Solarwinds and log4j are two of the most critical attacks we’ve seen recently. And both of these are 3rd party components. It’s wise to use an existing solution and integrate it within your system/application rather than building something from scratch. However, if there’s a security issue with these dependencies, it also makes your system vulnerable.

It’s important to assess the security of the dependencies you use. And once you deploy, continuously test and monitor for threats. Automated tools will be of great help here. Some advanced SAST and DAST tools can help you fix vulnerabilities while developing and testing your product so that your systems are safe when you move them to production.

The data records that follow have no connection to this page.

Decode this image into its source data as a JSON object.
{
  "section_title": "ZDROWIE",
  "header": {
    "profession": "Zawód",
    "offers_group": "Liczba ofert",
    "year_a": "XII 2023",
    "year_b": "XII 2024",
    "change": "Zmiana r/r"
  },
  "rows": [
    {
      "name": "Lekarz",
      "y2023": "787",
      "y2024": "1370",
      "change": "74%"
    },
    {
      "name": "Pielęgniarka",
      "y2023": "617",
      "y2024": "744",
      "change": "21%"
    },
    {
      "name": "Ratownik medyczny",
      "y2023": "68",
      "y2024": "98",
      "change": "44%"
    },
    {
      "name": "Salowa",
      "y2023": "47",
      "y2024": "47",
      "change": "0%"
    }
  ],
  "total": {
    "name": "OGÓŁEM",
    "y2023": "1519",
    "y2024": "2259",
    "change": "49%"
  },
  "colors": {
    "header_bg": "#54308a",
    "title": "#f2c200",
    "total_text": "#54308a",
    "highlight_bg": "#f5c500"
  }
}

Ensuring Compliance in Developer Security Practices

Compliance is important for two main reasons:

1. They are best security practices and help you enhance your security
2. To avoid fines

Most organizations need to comply with strict compliance requirements. There’s a lot of encouragement for developers to consider compliance during the development phase. Compliance as Code is one such approach. When developers keep compliance in mind, it makes the overall compliance process more efficient as it avoids major changes. It also reduces cost, creates compliance consistency, and improves collaboration within cross-functional teams.

Final Thoughts on Developer Security Awareness

Developers are no longer individuals who build a system that solves a problem statement. They are also responsible for security. While expanding developer security awareness beyond the OWASP Top 10 may require additional time and effort, the long-term benefits far outweigh the initial investment. By providing comprehensive security training, organizations can empower their developers to identify and address a wider range of security risks, ultimately saving time and resources in the long run.